Ex-US Army Ranger Who Challenged Hezbollah in Paintball Match to Become Asst Defense Secretary, Says WSJ Reporter
by Eliezer Sherman
A former U.S. Army Ranger who compared Hezbollah’s fighters to American troops is set to become a defense official on Middle East policy, tweeted Wall Street Journal correspondent Dion Nissenbaum.
Former Ranger Andrew Exum is poised to become deputy assistant secretary for defense, said the tweet, which Nissenbaum posted on Monday.

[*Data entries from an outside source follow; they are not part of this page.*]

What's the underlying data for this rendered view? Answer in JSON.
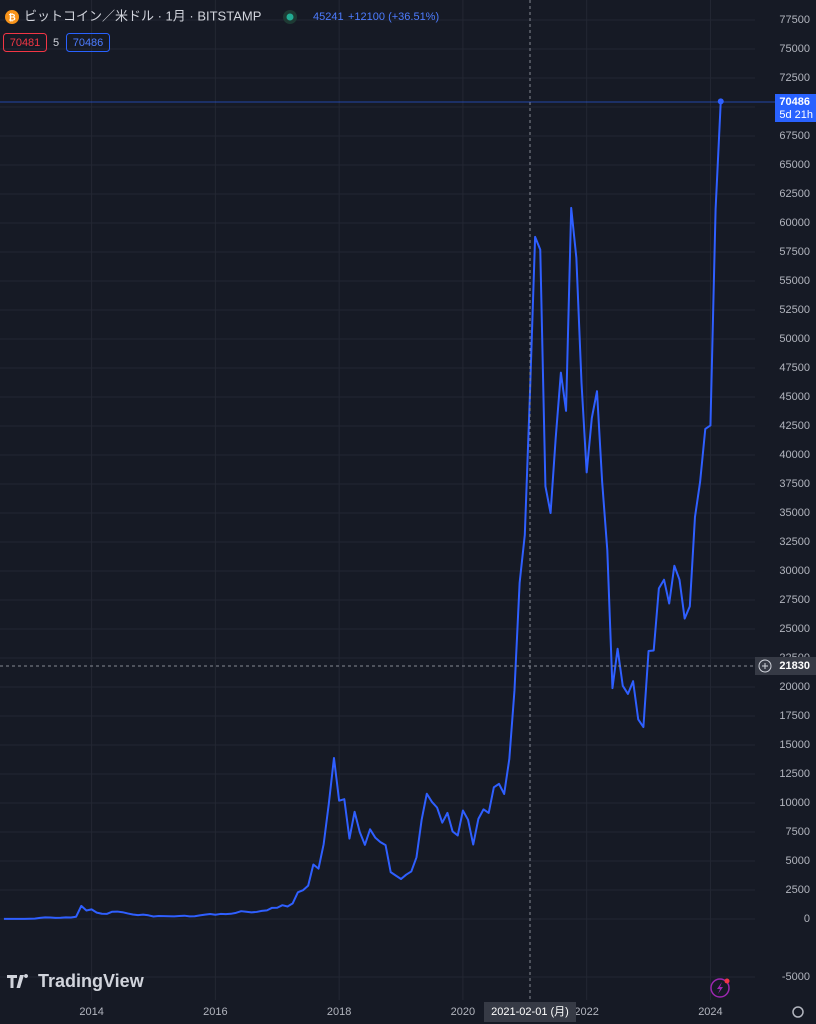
{
  "header": {
    "title": "ビットコイン／米ドル · 1月 · BITSTAMP",
    "price": "45241",
    "change": "+12100 (+36.51%)",
    "bid": "70481",
    "spread": "5",
    "ask": "70486",
    "last_price": "70486",
    "countdown": "5d 21h",
    "crosshair_price": "21830",
    "crosshair_date": "2021-02-01 (月)",
    "brand": "TradingView"
  },
  "chart_data": {
    "type": "line",
    "color": "#2f5fff",
    "grid": true,
    "xlim": [
      2012.52,
      2024.72
    ],
    "xticks": [
      2014,
      2016,
      2018,
      2020,
      2022,
      2024
    ],
    "ylim": [
      -6983,
      79224
    ],
    "yticks": [
      -5000,
      0,
      2500,
      5000,
      7500,
      10000,
      12500,
      15000,
      17500,
      20000,
      22500,
      25000,
      27500,
      30000,
      32500,
      35000,
      37500,
      40000,
      42500,
      45000,
      47500,
      50000,
      52500,
      55000,
      57500,
      60000,
      62500,
      65000,
      67500,
      70000,
      72500,
      75000,
      77500
    ],
    "x": [
      "2012-08",
      "2012-09",
      "2012-10",
      "2012-11",
      "2012-12",
      "2013-01",
      "2013-02",
      "2013-03",
      "2013-04",
      "2013-05",
      "2013-06",
      "2013-07",
      "2013-08",
      "2013-09",
      "2013-10",
      "2013-11",
      "2013-12",
      "2014-01",
      "2014-02",
      "2014-03",
      "2014-04",
      "2014-05",
      "2014-06",
      "2014-07",
      "2014-08",
      "2014-09",
      "2014-10",
      "2014-11",
      "2014-12",
      "2015-01",
      "2015-02",
      "2015-03",
      "2015-04",
      "2015-05",
      "2015-06",
      "2015-07",
      "2015-08",
      "2015-09",
      "2015-10",
      "2015-11",
      "2015-12",
      "2016-01",
      "2016-02",
      "2016-03",
      "2016-04",
      "2016-05",
      "2016-06",
      "2016-07",
      "2016-08",
      "2016-09",
      "2016-10",
      "2016-11",
      "2016-12",
      "2017-01",
      "2017-02",
      "2017-03",
      "2017-04",
      "2017-05",
      "2017-06",
      "2017-07",
      "2017-08",
      "2017-09",
      "2017-10",
      "2017-11",
      "2017-12",
      "2018-01",
      "2018-02",
      "2018-03",
      "2018-04",
      "2018-05",
      "2018-06",
      "2018-07",
      "2018-08",
      "2018-09",
      "2018-10",
      "2018-11",
      "2018-12",
      "2019-01",
      "2019-02",
      "2019-03",
      "2019-04",
      "2019-05",
      "2019-06",
      "2019-07",
      "2019-08",
      "2019-09",
      "2019-10",
      "2019-11",
      "2019-12",
      "2020-01",
      "2020-02",
      "2020-03",
      "2020-04",
      "2020-05",
      "2020-06",
      "2020-07",
      "2020-08",
      "2020-09",
      "2020-10",
      "2020-11",
      "2020-12",
      "2021-01",
      "2021-02",
      "2021-03",
      "2021-04",
      "2021-05",
      "2021-06",
      "2021-07",
      "2021-08",
      "2021-09",
      "2021-10",
      "2021-11",
      "2021-12",
      "2022-01",
      "2022-02",
      "2022-03",
      "2022-04",
      "2022-05",
      "2022-06",
      "2022-07",
      "2022-08",
      "2022-09",
      "2022-10",
      "2022-11",
      "2022-12",
      "2023-01",
      "2023-02",
      "2023-03",
      "2023-04",
      "2023-05",
      "2023-06",
      "2023-07",
      "2023-08",
      "2023-09",
      "2023-10",
      "2023-11",
      "2023-12",
      "2024-01",
      "2024-02",
      "2024-03"
    ],
    "values": [
      10,
      12,
      11,
      12.5,
      13.5,
      20,
      33,
      93,
      139,
      129,
      97,
      106,
      135,
      133,
      198,
      1129,
      732,
      830,
      550,
      450,
      445,
      630,
      640,
      585,
      480,
      390,
      338,
      375,
      320,
      218,
      254,
      244,
      236,
      230,
      263,
      285,
      230,
      236,
      314,
      377,
      430,
      368,
      437,
      416,
      448,
      530,
      673,
      624,
      575,
      608,
      700,
      742,
      963,
      970,
      1190,
      1080,
      1348,
      2300,
      2480,
      2875,
      4700,
      4340,
      6450,
      9950,
      13880,
      10200,
      10330,
      6930,
      9240,
      7500,
      6390,
      7730,
      7020,
      6630,
      6370,
      4040,
      3740,
      3450,
      3820,
      4100,
      5320,
      8550,
      10800,
      10090,
      9600,
      8300,
      9150,
      7550,
      7200,
      9350,
      8550,
      6420,
      8630,
      9450,
      9140,
      11350,
      11650,
      10780,
      13800,
      19700,
      28990,
      33100,
      45241,
      58800,
      57700,
      37300,
      35000,
      41500,
      47100,
      43800,
      61300,
      57000,
      46200,
      38500,
      43200,
      45500,
      37700,
      31800,
      19900,
      23300,
      20100,
      19400,
      20500,
      17200,
      16550,
      23100,
      23150,
      28500,
      29250,
      27200,
      30450,
      29250,
      25900,
      26950,
      34650,
      37700,
      42250,
      42550,
      61200,
      70486
    ]
  }
}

Exum currently blogs at the Washington DC-based think tank Center for New American Security under the pseudonym Abu Muqawma, or Father of the Resistance, which is a common name used by Hezbollah to describe the armed struggle against Israel.
In 2012, Exum joined a group of three journalists headed by Vice Magazine’s Mitchell Prothero to match a group of Hezbollah fighters in a series of paintball games, supposedly to better understand the group.

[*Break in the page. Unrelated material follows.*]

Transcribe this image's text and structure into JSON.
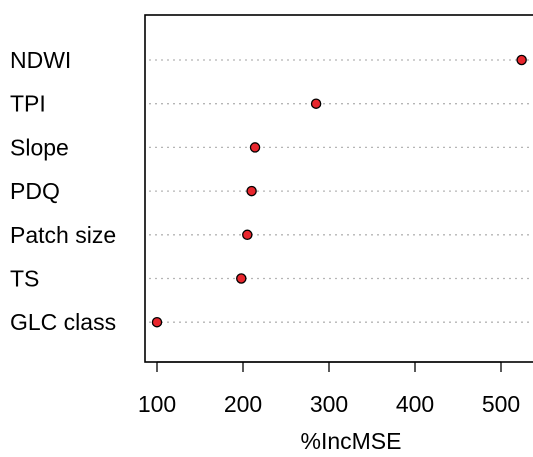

According to Vice, Exum retired from the military after three tours in Afghanistan, and has since advised the U.S. military on Afghani affairs.
“The main thrust of Exum’s strategy is to separate insurgents from the broader population,” wrote Prothero.
Later, Exum argued that the paintball match with the Hezbollah fighters was intended to help frustrated journalists in Lebanon better understand the group, which is a designated terrorist organization by the U.S. and Israel, unofficially.
He said that “at the human level,” the Hezbollah men he met were “just very similar to the 18- and 19-year old Americans that [he] led to combat,” according to NPR.